Louis smirked as he looked at me. His hair was scruffy, teased with the pervious stare of sleep and his upper torso was bare, pyjama bottoms covering his bottom half. He pulled a chair from the table, and took a sigh of a seat near me as he ran his gaze across the papers that were littering the surface of the table.

“You’re such a workaholic.” He commented and I refrained sighing in relief. He thinks this is work. “Wait…” he said, leaning over the table now. I winced as he narrowed his eyes at the many sheets before us, his brow furrowed in confusion and blatant deep thought. “What’s this…?”

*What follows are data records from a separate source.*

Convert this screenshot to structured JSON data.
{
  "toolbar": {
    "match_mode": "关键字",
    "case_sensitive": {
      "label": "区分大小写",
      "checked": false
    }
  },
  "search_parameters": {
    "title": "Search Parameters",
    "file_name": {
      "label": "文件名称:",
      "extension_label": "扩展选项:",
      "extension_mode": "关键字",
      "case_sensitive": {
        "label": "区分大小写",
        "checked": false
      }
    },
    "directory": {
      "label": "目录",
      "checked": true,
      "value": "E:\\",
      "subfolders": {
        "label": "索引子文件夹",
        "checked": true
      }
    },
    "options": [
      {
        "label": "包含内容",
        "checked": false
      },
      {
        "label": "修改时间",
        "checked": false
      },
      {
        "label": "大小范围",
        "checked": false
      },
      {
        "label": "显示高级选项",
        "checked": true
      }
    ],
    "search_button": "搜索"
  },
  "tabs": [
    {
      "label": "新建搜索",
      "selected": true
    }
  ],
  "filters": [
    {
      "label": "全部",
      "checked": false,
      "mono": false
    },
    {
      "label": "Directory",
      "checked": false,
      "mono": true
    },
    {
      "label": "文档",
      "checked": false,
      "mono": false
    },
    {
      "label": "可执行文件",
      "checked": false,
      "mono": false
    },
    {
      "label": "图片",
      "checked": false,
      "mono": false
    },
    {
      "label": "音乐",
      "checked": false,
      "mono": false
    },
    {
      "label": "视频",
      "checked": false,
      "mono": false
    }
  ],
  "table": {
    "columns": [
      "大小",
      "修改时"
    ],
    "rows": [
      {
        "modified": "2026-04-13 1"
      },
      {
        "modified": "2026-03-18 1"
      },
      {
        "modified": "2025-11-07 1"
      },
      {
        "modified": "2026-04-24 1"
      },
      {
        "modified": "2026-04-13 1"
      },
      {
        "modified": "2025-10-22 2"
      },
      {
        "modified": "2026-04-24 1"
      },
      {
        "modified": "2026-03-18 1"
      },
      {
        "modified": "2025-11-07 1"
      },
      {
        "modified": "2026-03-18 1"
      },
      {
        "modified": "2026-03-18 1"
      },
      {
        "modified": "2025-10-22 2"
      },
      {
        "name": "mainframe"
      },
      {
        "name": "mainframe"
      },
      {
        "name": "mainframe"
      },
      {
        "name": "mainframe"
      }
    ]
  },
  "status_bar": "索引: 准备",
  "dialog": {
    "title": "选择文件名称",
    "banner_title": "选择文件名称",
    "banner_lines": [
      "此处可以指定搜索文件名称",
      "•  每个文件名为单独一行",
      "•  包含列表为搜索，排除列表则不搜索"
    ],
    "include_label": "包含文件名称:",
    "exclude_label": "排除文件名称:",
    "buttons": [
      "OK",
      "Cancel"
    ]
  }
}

He pulled the roughly sketched family tree from underneath my arm, raising his eye-brows sceptically at my hesitancy to let him hold it in his possession. I watched in silence for a few seconds as his milky blue eyes scanned busily over the paper, smothered in my neat block print.

“It’s just a family tree,” I snapped, snatching it from his grasp. He quirked an eye-brow, seeming even slightly bemused by my protective state of this one piece of paper.

“A family tree,” He repeated, his mockery was evitable and I shot him a look at it. “And when did you start working for an Ancestry company?”